We didn’t waste much more time talking. Yasu gave us a list of songs. I knew a good portion of them. We started with those, and while I still messed up a little, that was the whole point of these practice sessions. With time, we’d work out all the kinks and wrinkles. We’d sound like the cohesive band that Pink Cherry had always been.
It didn’t seem to matter that this was my first full practice with the band. Every time my fingers slipped on the chords or I missed a note, Yasu would turn to glare at me.

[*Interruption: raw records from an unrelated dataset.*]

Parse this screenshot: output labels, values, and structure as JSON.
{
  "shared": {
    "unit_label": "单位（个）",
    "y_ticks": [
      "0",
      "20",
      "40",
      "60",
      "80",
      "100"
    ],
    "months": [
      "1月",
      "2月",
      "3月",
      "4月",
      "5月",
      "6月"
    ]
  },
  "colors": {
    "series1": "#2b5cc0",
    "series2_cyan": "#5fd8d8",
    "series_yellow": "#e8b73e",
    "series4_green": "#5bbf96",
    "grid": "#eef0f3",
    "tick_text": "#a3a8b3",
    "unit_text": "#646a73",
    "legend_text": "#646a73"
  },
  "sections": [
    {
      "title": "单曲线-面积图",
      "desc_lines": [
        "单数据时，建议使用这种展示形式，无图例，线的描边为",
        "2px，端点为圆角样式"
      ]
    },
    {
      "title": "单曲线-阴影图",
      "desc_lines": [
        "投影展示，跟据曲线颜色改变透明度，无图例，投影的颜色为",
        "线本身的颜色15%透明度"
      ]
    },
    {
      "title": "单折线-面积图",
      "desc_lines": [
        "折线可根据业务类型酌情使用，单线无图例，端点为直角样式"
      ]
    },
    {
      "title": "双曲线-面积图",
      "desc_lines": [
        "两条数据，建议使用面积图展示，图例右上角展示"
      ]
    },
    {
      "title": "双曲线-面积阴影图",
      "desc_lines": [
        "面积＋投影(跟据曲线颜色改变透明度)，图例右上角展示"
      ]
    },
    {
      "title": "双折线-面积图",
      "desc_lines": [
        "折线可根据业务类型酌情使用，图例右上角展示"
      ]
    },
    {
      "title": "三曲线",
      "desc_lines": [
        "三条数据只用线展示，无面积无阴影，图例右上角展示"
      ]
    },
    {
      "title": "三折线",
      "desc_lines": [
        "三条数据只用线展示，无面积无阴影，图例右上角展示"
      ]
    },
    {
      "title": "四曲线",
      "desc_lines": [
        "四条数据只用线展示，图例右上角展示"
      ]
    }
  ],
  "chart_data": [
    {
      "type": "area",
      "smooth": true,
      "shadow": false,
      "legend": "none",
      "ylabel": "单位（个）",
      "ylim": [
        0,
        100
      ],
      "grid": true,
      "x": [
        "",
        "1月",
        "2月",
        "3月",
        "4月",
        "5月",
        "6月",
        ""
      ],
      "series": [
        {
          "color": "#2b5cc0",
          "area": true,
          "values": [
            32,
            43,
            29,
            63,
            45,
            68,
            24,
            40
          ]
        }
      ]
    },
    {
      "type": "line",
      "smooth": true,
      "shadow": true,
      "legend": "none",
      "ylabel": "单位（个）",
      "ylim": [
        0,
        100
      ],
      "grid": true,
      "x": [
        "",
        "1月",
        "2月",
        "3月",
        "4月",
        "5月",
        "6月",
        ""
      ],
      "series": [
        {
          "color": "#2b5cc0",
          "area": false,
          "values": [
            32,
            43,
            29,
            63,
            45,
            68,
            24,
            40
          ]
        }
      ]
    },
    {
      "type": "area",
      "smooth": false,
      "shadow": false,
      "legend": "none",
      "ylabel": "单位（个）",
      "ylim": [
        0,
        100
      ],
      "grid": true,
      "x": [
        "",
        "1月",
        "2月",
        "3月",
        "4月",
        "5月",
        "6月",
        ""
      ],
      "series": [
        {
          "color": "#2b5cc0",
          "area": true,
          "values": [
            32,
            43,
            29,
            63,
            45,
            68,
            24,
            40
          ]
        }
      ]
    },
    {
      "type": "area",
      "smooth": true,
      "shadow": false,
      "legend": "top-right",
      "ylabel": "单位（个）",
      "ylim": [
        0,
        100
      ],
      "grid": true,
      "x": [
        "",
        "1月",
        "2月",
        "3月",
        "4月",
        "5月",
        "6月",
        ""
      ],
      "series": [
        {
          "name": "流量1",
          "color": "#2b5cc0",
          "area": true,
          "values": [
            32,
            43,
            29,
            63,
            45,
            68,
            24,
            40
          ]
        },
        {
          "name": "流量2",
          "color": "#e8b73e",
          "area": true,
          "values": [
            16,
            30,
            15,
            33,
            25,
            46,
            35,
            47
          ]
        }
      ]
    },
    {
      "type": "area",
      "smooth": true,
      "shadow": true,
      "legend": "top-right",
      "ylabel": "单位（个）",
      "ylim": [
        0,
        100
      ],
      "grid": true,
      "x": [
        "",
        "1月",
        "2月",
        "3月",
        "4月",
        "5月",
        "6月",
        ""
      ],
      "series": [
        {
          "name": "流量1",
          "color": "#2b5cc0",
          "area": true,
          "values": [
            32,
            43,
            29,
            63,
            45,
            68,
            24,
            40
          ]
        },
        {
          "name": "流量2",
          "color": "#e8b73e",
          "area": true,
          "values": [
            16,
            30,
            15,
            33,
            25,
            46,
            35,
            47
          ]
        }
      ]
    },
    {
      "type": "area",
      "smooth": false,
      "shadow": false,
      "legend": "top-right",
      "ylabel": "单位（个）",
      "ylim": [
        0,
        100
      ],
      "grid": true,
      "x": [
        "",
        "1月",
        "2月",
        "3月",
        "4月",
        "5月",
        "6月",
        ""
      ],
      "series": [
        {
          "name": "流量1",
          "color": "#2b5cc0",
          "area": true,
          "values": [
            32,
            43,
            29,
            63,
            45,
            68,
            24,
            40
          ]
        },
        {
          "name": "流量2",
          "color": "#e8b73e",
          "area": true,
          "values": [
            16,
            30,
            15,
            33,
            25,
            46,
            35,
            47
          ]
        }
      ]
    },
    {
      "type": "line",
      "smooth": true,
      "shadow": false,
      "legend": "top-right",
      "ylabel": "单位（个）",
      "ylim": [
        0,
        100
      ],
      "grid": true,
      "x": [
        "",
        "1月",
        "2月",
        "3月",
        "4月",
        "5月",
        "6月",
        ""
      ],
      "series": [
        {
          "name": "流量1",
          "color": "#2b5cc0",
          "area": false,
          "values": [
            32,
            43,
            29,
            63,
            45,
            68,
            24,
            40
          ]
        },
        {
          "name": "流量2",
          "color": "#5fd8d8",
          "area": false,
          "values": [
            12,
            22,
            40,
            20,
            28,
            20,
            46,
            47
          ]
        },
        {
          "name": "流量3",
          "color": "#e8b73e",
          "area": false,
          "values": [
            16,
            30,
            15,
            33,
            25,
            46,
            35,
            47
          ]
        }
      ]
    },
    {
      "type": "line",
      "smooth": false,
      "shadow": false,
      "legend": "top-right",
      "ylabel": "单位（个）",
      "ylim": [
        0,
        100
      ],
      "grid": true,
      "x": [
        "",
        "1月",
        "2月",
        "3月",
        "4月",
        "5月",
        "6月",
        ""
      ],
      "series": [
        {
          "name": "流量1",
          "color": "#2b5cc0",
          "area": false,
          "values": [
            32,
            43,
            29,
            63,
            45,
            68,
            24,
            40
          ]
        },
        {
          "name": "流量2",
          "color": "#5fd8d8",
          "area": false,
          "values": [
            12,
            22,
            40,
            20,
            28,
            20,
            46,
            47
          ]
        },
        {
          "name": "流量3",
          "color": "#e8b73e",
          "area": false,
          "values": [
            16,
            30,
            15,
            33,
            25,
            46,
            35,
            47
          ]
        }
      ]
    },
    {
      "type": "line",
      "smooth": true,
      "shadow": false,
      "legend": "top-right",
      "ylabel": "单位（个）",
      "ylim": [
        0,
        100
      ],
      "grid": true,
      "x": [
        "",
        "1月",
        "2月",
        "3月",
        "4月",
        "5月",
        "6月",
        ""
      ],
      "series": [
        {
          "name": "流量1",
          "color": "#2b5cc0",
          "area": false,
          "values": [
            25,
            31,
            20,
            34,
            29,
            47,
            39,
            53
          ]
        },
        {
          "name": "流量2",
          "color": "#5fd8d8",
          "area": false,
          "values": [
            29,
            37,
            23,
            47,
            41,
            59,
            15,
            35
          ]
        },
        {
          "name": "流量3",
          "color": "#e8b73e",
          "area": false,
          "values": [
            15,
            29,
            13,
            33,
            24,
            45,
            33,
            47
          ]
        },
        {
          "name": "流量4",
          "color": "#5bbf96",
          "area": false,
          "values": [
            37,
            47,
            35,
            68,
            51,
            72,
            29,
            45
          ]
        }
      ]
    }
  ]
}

At the rate we were going this wouldn’t be sustainable. There was a large part of me that wanted to just unplug and leave, but that really wasn’t a choice either. This was my last chance. My only hope, to keep playing music because no one else wanted me.
Hell, Pink Cherry obviously didn’t want me. If Yasu’s ire was any determiner.
That was the sobering thought that finally got my fingers to stop working. When the baseline fell away completely, Yasu slammed his mic back onto the stand and turned to me again.
“Are you fucking kidding me?”
I rolled my eyes and shook my head. There was only so much of that I could take for the day. As much as I wanted to keep playing, this was bordering on abuse.
As much as it stung, like a thousand bees stabbing into my heart all at once, I lifted my instrument over my head and started the process of putting it away. I wasn’t a crier, but something about it all felt so damn final that my eyes burned, anyway. I choked it all back just to keep face in front of thisasshole who had made it his sole mission to make me feel as unwelcome as possible.
So, for today, he won.
There was nothing that could stop me as I left the room. Not even when Itsuki ran after me. When he grabbed my arm, I brushed him off. It was hard to ignore the pang of guilt that tugged at me when hurt flashed over his features.
If anyone had tried, it was him.
“Ryosuke-san, wait,” he called. But it did nothing to slow my pace as I raced out of the building, down the busy Tokyo streets. After about five minutes, I looked behind me to see that I wasn’t being followed any longer.
My throat burned as if I’d smoked a cigarette too close to the filter, but I couldn’t bring myself to go back. I’d cut my losses. It was the last thing I wanted to do, but there was no way I could deal with the way Yasu was treating me.
Chapter 9
Itsuki
The front door to the record company swung closed behind Ryosuke, as much as I wanted to follow him, he clearly needed his space. I only hoped that Yasu hadn’t completely ruined everything. The meal I’d had with Ryosuke the night before had been so pleasant, and once he’d loosened up a bit, he’d even been a little flirty.
It was hard for me to accept it sometimes.
I liked being flirted with, mostly because I knew I was cute, but there were times it all felt off. Like maybe the person flirting with me wasn’t seeing the whole picture, and it was hard to explain what that was.
Riku, Tatsuki, and Yasu were all sitting around when I re-entered the practice room. As happy-go-lucky as I was most of the time, irritation rolled off of me in waves as I looked at Yasu. This wasn’t my friend. He’d never acted like this before. While he was obviously a little messed up at the loss of Mamarou, it didn’t excuse his behavior.
“Yasu—”
I didn’t get the words all the way out before he held up a hand to dismiss me.
“You’ll thank me for that. He was a mistake.”
I rolled my eyes, crossing my arms over my chest. “Really? Because if you’d taken just a minute to talk to the guy, you’d know that maybe your assumptions about him are wrong.”